Enter the BoG Sandbox and PAPSS

It must be said that this ideation must be subject to real-world boundaries, especially as regards risk mitigation and compliance. The role of the Central Bank is critical here, to guide innovation. That is why the establishment of the Bank of Ghana (BOG) Payments plus Fintech directorates and the BoG initiative on sandboxes is exciting. The time is now for fintechs, banks and policy makers to innovate to push forward on this next step of remittances, taking inspiration from the 1990’s, where against all odd, remittance services were introduced in Africa.

Another key factor that is a positive variable in this regard is the Afreximbank initiative, the Pan African Payment and Settlement System (PAPSS). 

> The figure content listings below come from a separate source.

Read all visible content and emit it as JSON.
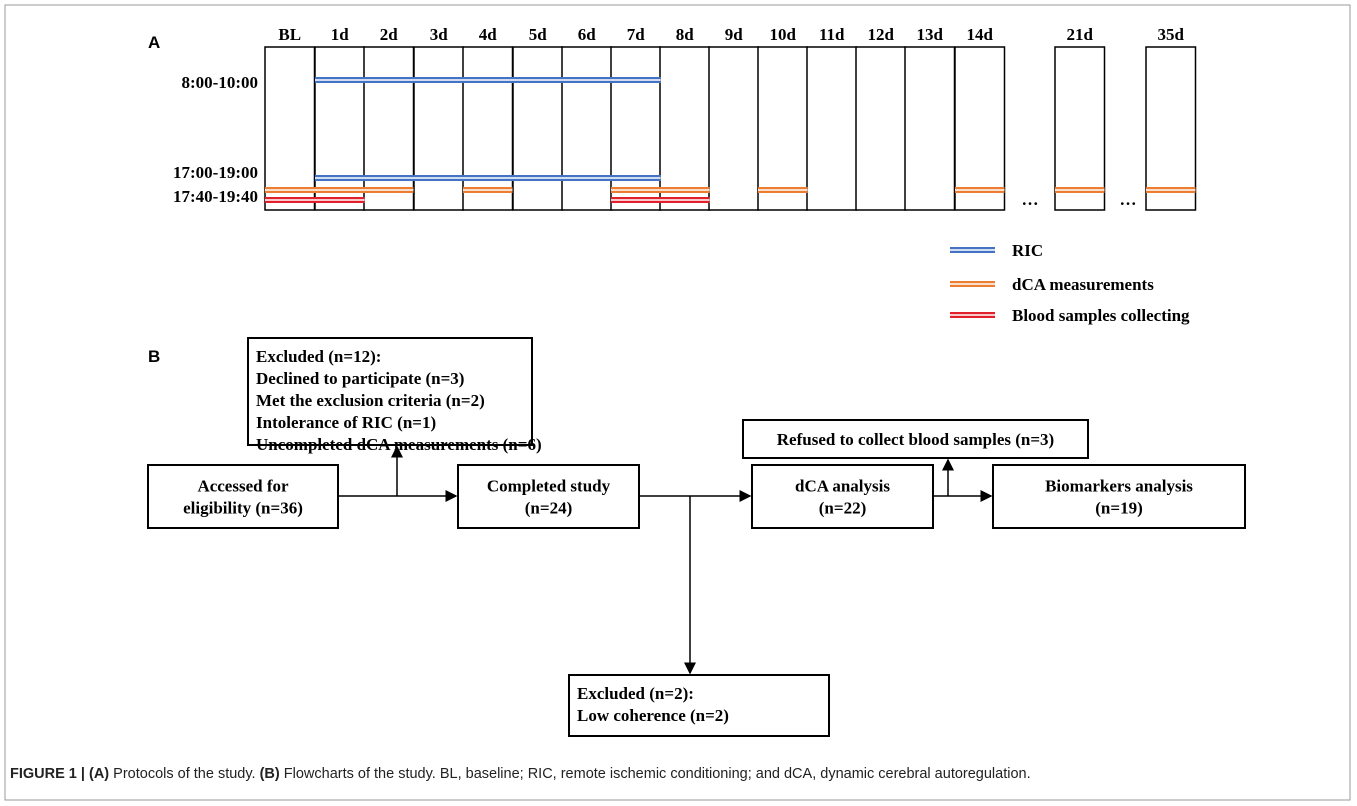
{
  "panel_a": {
    "label": "A",
    "columns": [
      "BL",
      "1d",
      "2d",
      "3d",
      "4d",
      "5d",
      "6d",
      "7d",
      "8d",
      "9d",
      "10d",
      "11d",
      "12d",
      "13d",
      "14d",
      "21d",
      "35d"
    ],
    "gaps": [
      "…",
      "…"
    ],
    "rows": [
      "8:00-10:00",
      "17:00-19:00",
      "17:40-19:40"
    ],
    "legend": [
      "RIC",
      "dCA measurements",
      "Blood samples collecting"
    ]
  },
  "panel_b": {
    "label": "B",
    "nodes": [
      {
        "lines": [
          "Excluded (n=12):",
          "Declined to participate (n=3)",
          "Met the exclusion criteria (n=2)",
          "Intolerance of RIC (n=1)",
          "Uncompleted dCA measurements (n=6)"
        ]
      },
      {
        "lines": [
          "Accessed for",
          "eligibility (n=36)"
        ]
      },
      {
        "lines": [
          "Completed study",
          "(n=24)"
        ]
      },
      {
        "lines": [
          "dCA analysis",
          "(n=22)"
        ]
      },
      {
        "lines": [
          "Biomarkers analysis",
          "(n=19)"
        ]
      },
      {
        "lines": [
          "Refused to collect blood samples (n=3)"
        ]
      },
      {
        "lines": [
          "Excluded (n=2):",
          "Low coherence (n=2)"
        ]
      }
    ]
  },
  "caption": {
    "label": "FIGURE 1 |",
    "parts": [
      "(A)",
      " Protocols of the study. ",
      "(B)",
      " Flowcharts of the study. BL, baseline; RIC, remote ischemic conditioning; and dCA, dynamic cerebral autoregulation."
    ]
  }
}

Governor Addison of the Bank of Ghana in a recent presentation at the Ghana Academy of Arts and Sciences aptly made the point on PAPSSS when he said;  “It is expected to facilitate remittances, offer securities settlement and provide opportunity for Point of Sales and Automated Teller Machine transactions.  Direct participants of the PAPSS are the national central banks and regulated financial institutions, as well as payment service providers. At present, PAPSS has undertaken successful integration from test and development environment to production environment for all the six (6) countries of the WAMZ, namely Gambia, Ghana, Guinea, Liberia, Nigeria and Sierra Leone.  Ghana, Nigeria and Gambia have successfully carried out controlled live transactions.”  

From all indications, PAPSS, if it continues on this development trajectory, will be the game-changer in this new phase of facilitating in-&-cross-border remittances and payments.

In conclusion, one must borrow again from Governor Addison’s presentation; “Cross border payment systems are not easy to implement. First cross border governance arrangements differ. Secondly laws across different jurisdictions may differ and multiple AML CFT regimes including KYC requirements can become a challenge.”

But therein lies the opportunity for real impact and profit. It will be exciting to see how the next chapter of remittances will pan out in Africa, and my bet is on Remittances for Trade.

The Writer:

Kofi Akyea currently serves as Head of Marketing, Corporate Communications and Customer Experience at  UMB, Ghana’s oldest merchant bank. His career has included stints as marketing lead for MoneyGram, in Anglophone Africa (+Angola, Mauritius and Mozambique). He is passionate about financial inclusion in Africa.